Reconhecendo ser “mais enérgica esta fórmula primitiva”, acrescenta o Ilustre Mestre ser idêntico “o sentido e espírito” da disposição subsequente, pelo que “o juiz só deve indeferir a petição inicial (…), quando a improcedência da pretensão do autor for tão evidente que se torne inútil qualquer instrução e discussão posterior, isto é, quando o seguimento do processo não tenha razão alguma de ser, seja desperdício manifesto de actividade judicial.
O caso típico é o de a simples inspecção da petição inicial habilitar o magistrado a emitir, com segurança e consciência, este juízo: o autor não tem o direito que se arroga”.
Pelo que, conclui, “se realmente as coisas se apresentarem com esta evidência e com esta nitidez, para que há-de o juiz mandar citar o réu e deixar seguir a instância até ao despacho saneador ou até à sentença ? Tudo o que se praticasse no processo seria em pura perda. Impõe-se, portanto, o indeferimento imediato”.

Deste modo, o indeferimento liminar “só é possível quando os vícios aí indicados forem manifestos, isto é, quando não puderem suscitar qualquer espécie de dúvida[6], exige-se para o seu decretamento “que a falta de razão do requerente seja manifesta ou ostensiva[7], pelo que não deve “ser indeferida liminarmente a petição inicial, com fundamento na sua manifesta inviabilidade, quando nela se colocam questões controversas na doutrina e jurisprudência, só porque se adere a uma das correntes possíveis[8].
Prosseguindo a nossa análise jurisprudencial, referencia o douto Acórdão da RP de 22/11/2011 [9] que “um pedido só se mostra manifestamente improcedente se não tiver na doutrina quem o defenda – ut S.T.J. 5/3/87 Bol.365/562, ou “em casos extremos, quando a inviabilidade for de uma evidência irrecusável” (cf.
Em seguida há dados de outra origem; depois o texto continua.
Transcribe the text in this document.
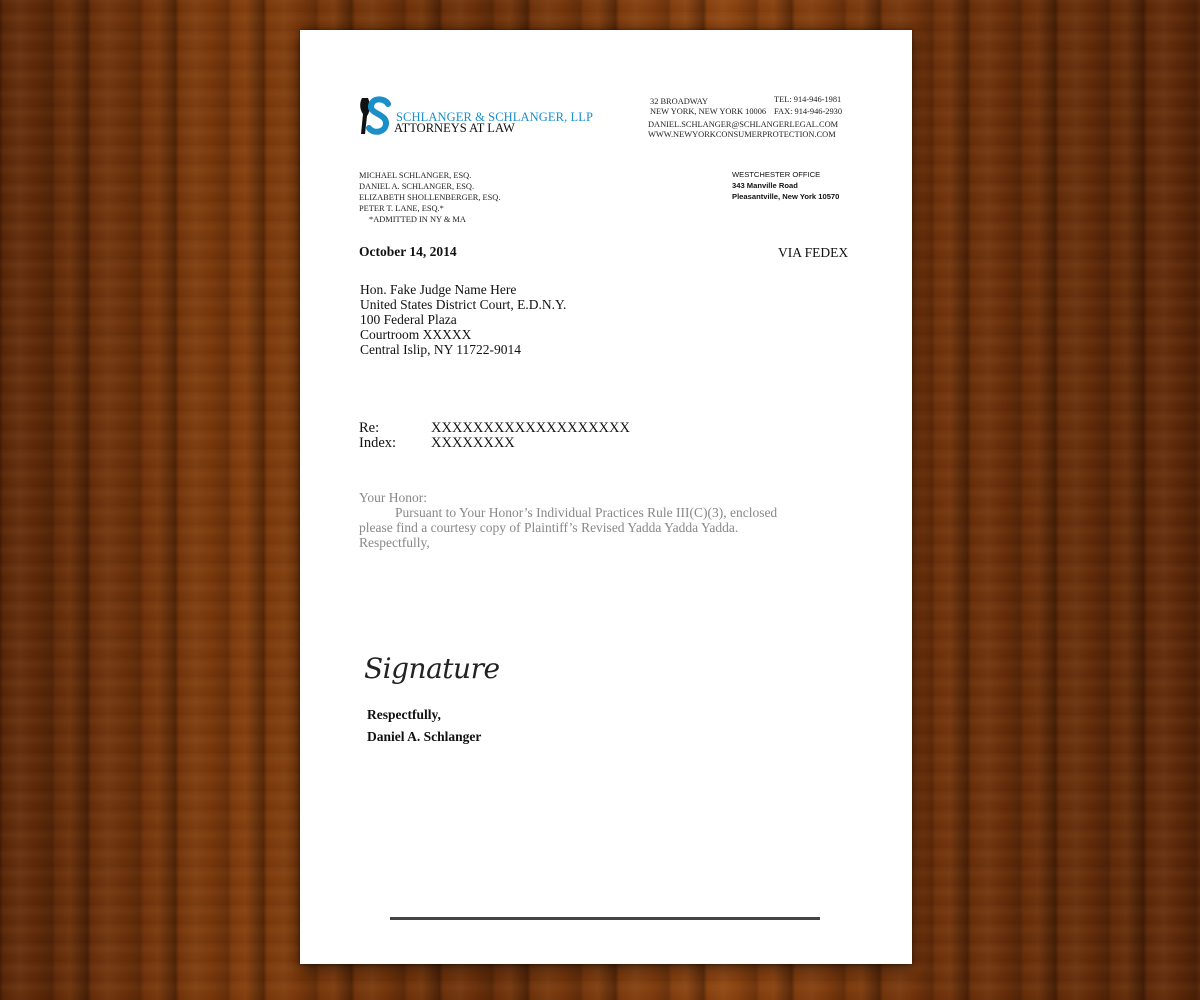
SCHLANGER & SCHLANGER, LLP
ATTORNEYS AT LAW
32 BROADWAY
NEW YORK, NEW YORK 10006
TEL: 914-946-1981
FAX: 914-946-2930
DANIEL.SCHLANGER@SCHLANGERLEGAL.COM
WWW.NEWYORKCONSUMERPROTECTION.COM
MICHAEL SCHLANGER, ESQ.
DANIEL A. SCHLANGER, ESQ.
ELIZABETH SHOLLENBERGER, ESQ.
PETER T. LANE, ESQ.*
*ADMITTED IN NY & MA
WESTCHESTER OFFICE
343 Manville Road
Pleasantville, New York 10570
October 14, 2014	VIA FEDEX
Hon. Fake Judge Name Here
United States District Court, E.D.N.Y.
100 Federal Plaza
Courtroom XXXXX
Central Islip, NY 11722-9014
Re:	XXXXXXXXXXXXXXXXXXX
Index: XXXXXXXX
Your Honor:
Pursuant to Your Honor’s Individual Practices Rule III(C)(3), enclosed
please find a courtesy copy of Plaintiff’s Revised Yadda Yadda Yadda.
Respectfully,
Signature
Respectfully,
Daniel A. Schlanger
S.T.J. 22/6/89 Bol.388/437, Ac.R.C. 4/4/89 Bol.386/519 e Ac.R.C. 31/3/92 Bol.415/736).
Noutra formulação de idêntico sentido: se houver duas ou mais soluções jurisprudenciais a respeito da solução a dar a certo problema, não deve o juiz indeferir liminarmente a petição, ainda que tenha por certa uma dessas orientações”.
Acrescenta douto aresto da mesma Relação, datado de 07/06/2010 [10], que “os casos de indeferimento liminar correspondem a situações em que a petição apresenta vícios formais ou substanciais de tal modo graves que permitem prever, logo nesta fase, que jamais o processo assim iniciado terminará com uma decisão de mérito ou de que é inequívoca a inviabilidade da pretensão apresentada pelo autor.
Isto é, a actividade processual desenvolvida pelas partes, neste caso pelas AA., deve ser aproveitada até ao limite, de forma que todos os esforços deverão ser levados a cabo, quer pelo Juiz, ainda que ex officio, quer pelas partes, por sua iniciativa ou a convite daquele, sempre que seja possível corrigir as irregularidades ou suprir as omissões verificadas, de modo a viabilizar uma decisão de meritis, assim prestando homenagem aos princípios da economia processual e da verdade material” (sublinhado nosso).
Por sua vez, nesta Relação de Lisboa tem-se considerado que:
- “a manifesta improcedência resulta de um julgamento antecipado do mérito da providência e da conclusão de que é inequívoco que a mesma nunca poderá proceder, sendo inútil qualquer instrução ou discussão posterior” – cf., douto Acórdão de 15/09/2015 – Relatora: Cristina Coelho, Processo nº. 16407/15.6T8LSB.L1-7, in www.dgsi.pt ;
- “como motivo de rejeição imediata da oposição, para além do não enquadramento nas situações enunciadas legalmente como fundamento para tanto, encontramos também, a situação que, quer por razões de direito, quer por razões de facto, a pretensão do executado, deduzindo oposição, mostra-se, de forma irremediável condenada ao fracasso (sublinhado nosso) - cf., douto Acórdão de 05/11/2013 – Relatora: Ana Resende, Processo nº. 6322/10.5YYLSB-A.L1-7, in www.dgsi.pt ;
- “um tal juízo de improcedência só deve ser proferido nos casos em que, face ao alegado pelo impetrante, seja de todo insustentável, segundo a doutrina e jurisprudência correntes, nomeadamente quando seja seguro concluir que, mesmo a provar-se todo o alegado, nunca a providência lograria qualquer êxito no plano jurídico (sublinhado nosso) - cf., douto Acórdão de 04/12/2012 – Relator: Manuel Tomé Soares Gomes, Processo nº. 1515/12.3TVLSB-A.L1-7, in www.dgsi.pt ;
- “as apontadas deficiências manifestas de alegação não justificam o indeferimento liminar, dada a consequência tão gravosa de os executados ficarem definitivamente impedidos de se defenderem na execução. Repare-se que a oposição à execução, porque equivale à contestação do réu na acção declarativa, não deverá trazer menos garantias de defesa ao executado. Ora, na acção declarativa pode o juiz convidar o réu a suprir as insuficiências ou imprecisões na exposição ou concretização da matéria de facto alegada, fixando prazo para a apresentação de articulado em que se complete ou corrija o inicialmente produzido (cfr art. 508º nº 3 do CPC).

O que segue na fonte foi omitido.